I am struggling to understand how that, for the integral below, the result is 0 as R tends to infinity.
I've tried re-arranging the integrand to make sense of it but I haven't gotten far with this.

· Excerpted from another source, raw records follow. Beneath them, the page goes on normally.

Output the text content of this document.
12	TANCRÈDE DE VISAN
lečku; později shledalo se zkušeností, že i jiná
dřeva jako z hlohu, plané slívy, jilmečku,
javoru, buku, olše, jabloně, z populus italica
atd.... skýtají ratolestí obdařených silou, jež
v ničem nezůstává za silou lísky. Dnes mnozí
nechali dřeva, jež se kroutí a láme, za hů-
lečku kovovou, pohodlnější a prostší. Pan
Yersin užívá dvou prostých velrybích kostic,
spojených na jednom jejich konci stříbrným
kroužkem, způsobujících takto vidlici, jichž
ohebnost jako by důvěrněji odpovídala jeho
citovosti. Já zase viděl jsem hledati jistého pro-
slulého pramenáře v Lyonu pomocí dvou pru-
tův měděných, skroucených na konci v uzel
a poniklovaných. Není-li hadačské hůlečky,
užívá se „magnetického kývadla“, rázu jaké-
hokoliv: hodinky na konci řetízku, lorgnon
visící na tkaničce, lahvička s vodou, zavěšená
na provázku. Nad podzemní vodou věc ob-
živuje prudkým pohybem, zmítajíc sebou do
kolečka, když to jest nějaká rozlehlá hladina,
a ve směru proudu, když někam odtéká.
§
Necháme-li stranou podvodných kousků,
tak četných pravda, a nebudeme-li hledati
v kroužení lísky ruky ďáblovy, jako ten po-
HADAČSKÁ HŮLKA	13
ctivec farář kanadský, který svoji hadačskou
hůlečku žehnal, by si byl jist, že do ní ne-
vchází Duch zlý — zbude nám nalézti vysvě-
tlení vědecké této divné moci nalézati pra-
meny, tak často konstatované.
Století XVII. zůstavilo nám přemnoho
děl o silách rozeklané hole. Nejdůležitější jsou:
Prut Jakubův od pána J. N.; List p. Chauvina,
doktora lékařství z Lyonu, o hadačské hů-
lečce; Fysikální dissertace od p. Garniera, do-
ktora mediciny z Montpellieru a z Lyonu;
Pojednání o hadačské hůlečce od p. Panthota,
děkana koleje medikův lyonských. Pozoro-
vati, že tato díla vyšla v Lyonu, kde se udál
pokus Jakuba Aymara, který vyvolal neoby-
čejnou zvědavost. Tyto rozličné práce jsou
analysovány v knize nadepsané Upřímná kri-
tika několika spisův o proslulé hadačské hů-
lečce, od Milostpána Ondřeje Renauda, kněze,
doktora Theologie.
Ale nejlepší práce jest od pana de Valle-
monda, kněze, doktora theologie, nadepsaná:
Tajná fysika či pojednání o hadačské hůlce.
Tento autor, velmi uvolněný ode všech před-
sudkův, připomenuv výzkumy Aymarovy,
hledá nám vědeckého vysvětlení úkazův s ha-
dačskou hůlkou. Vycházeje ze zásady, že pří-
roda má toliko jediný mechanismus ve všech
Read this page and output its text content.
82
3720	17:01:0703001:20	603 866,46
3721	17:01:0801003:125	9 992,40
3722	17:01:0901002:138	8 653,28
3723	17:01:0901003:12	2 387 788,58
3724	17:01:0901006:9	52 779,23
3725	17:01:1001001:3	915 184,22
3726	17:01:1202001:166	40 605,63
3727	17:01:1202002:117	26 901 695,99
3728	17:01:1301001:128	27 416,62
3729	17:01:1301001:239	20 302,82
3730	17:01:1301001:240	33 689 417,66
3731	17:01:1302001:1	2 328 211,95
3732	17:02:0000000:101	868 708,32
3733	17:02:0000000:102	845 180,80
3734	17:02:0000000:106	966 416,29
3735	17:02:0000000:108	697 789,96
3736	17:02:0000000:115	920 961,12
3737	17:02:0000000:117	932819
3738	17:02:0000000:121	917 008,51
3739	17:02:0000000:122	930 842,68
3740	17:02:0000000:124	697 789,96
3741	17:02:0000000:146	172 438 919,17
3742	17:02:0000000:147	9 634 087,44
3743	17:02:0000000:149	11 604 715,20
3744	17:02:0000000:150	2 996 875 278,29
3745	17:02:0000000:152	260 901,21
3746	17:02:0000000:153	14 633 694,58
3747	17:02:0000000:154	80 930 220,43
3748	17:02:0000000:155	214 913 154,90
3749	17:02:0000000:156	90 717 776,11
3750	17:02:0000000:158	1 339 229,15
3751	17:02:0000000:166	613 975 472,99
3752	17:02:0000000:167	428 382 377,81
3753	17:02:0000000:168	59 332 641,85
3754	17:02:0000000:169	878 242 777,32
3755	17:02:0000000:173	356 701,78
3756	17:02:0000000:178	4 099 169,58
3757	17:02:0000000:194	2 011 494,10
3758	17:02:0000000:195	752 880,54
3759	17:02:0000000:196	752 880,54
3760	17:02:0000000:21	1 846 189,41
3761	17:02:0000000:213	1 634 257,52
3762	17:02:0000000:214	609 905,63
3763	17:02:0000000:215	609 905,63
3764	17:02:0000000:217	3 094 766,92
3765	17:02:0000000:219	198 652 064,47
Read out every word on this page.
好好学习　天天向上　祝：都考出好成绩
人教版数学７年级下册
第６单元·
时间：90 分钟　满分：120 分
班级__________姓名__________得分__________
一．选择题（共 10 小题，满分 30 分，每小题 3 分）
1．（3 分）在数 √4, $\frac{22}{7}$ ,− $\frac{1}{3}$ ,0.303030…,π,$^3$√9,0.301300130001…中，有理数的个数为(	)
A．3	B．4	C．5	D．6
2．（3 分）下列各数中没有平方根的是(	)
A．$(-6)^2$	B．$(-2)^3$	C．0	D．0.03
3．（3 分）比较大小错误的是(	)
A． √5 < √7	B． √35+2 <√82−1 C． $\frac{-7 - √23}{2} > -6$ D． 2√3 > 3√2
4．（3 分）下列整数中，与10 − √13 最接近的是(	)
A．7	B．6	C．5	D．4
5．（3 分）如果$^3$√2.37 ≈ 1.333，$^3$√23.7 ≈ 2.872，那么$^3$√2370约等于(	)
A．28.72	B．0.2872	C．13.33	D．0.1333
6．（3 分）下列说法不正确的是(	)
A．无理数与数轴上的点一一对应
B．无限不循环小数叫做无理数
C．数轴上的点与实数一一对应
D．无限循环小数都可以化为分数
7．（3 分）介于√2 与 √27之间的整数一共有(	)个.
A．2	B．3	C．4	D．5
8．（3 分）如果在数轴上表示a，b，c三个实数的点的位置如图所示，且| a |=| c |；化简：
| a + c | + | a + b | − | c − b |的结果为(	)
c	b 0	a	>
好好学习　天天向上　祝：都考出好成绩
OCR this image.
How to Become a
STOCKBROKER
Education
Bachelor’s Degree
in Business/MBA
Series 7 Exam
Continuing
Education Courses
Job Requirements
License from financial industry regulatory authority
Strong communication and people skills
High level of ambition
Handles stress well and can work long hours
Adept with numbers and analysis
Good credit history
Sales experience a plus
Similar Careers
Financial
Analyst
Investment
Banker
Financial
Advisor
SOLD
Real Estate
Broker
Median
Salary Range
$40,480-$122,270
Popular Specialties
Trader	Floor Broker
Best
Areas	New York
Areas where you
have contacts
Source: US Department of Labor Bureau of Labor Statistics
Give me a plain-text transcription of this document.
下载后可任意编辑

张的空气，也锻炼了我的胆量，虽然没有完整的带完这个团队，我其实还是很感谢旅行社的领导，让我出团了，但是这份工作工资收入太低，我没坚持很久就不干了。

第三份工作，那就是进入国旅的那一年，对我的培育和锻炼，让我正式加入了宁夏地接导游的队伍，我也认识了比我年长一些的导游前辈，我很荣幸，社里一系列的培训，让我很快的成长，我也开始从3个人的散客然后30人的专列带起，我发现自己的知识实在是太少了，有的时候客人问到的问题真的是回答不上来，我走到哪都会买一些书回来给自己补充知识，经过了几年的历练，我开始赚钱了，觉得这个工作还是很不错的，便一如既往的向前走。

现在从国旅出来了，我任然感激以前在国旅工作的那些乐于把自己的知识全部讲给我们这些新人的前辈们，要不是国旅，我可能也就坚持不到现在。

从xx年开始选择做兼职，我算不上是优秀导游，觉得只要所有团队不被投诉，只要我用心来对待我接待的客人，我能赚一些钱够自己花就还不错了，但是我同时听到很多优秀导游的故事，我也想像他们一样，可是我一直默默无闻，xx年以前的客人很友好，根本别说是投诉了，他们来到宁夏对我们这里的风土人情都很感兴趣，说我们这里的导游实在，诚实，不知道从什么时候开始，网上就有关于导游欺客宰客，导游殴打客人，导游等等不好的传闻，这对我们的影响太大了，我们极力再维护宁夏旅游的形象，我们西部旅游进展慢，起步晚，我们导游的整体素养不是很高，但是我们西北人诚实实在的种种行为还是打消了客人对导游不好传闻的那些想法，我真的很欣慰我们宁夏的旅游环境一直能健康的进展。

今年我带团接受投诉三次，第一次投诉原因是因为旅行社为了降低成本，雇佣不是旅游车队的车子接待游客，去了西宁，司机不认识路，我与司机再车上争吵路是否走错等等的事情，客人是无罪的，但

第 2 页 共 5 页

Does anyone know how to approach an integral of this form when taking limits of R?
Thank you for your time
On
$$I(R)=i\int_0^\pi e^{iR\cos(x)-R\sin(x)}dx=i\int_0^\pi e^{iR\left(\cos(x)+i\sin(x)\right)}dx=i\int_0^\pi e^{iRe^{ix}}dx$$ $u=e^{ix}$ so $dx=\frac{du}{iu}$ so: $$I(R)=-\int_{-1}^1\frac{e^{iRu}}{u}du$$ $$I'(R)=-i\int_{-1}^1e^{iRu}du=-\left[\frac{e^{iRu}}{R}\right]_{-1}^1=-\frac{e^{iR}-e^{-iR}}{R}=-\frac{2\sinh(R)}{R}$$ and from this we could calculate: $$\lim_{R\to\infty}\left[-\frac{2\sinh(R)}{R}\right]$$ and you could use this to help answer your question
$\newcommand{\bbx}[1]{\,\bbox[15px,border:1px groove navy]{\displaystyle{#1}}\,} \newcommand{\braces}[1]{\left\lbrace\,{#1}\,\right\rbrace} \newcommand{\bracks}[1]{\left\lbrack\,{#1}\,\right\rbrack} \newcommand{\dd}{\mathrm{d}} \newcommand{\ds}[1]{\displaystyle{#1}} \newcommand{\expo}[1]{\,\mathrm{e}^{#1}\,} \newcommand{\ic}{\mathrm{i}} \newcommand{\mc}[1]{\mathcal{#1}} \newcommand{\mrm}[1]{\mathrm{#1}} \newcommand{\pars}[1]{\left(\,{#1}\,\right)} \newcommand{\partiald}[3][]{\frac{\partial^{#1} #2}{\partial #3^{#1}}} \newcommand{\root}[2][]{\,\sqrt[#1]{\,{#2}\,}\,} \newcommand{\totald}[3][]{\frac{\mathrm{d}^{#1} #2}{\mathrm{d} #3^{#1}}} \newcommand{\verts}[1]{\left\vert\,{#1}\,\right\vert}$ \begin{align} & \color{#44f}{\verts{\ic\int_{0}^{\pi}\expo{\ic R\cos\pars{\theta} - R\sin\pars{\theta}}\,\,\,\,\,\dd\theta}} \leq \int_{0}^{\pi}\expo{- R\sin\pars{\theta}}\,\,\dd\theta \\[5mm] = & \ \int_{-\pi/2}^{\pi/2}\expo{- R\cos\pars{\theta}}\,\,\dd\theta = 2\int_{0}^{\pi/2}\expo{- R\cos\pars{\theta}}\,\,\dd\theta \\[5mm] = & \ 2\int_{0}^{\pi/2}\expo{- R\sin\pars{\theta}}\,\,\dd\theta \leq 2\int_{0}^{\pi/2} \expo{- 2R\theta/\pi}\,\,\dd\theta \\[5mm] & = \pi\,{1 - \expo{-R} \over R} \,\,\,\stackrel{\mrm{as}\ R\ \to\ \infty}{\sim}\,\,\, \bbx{\pi \over R} \\ & \end{align}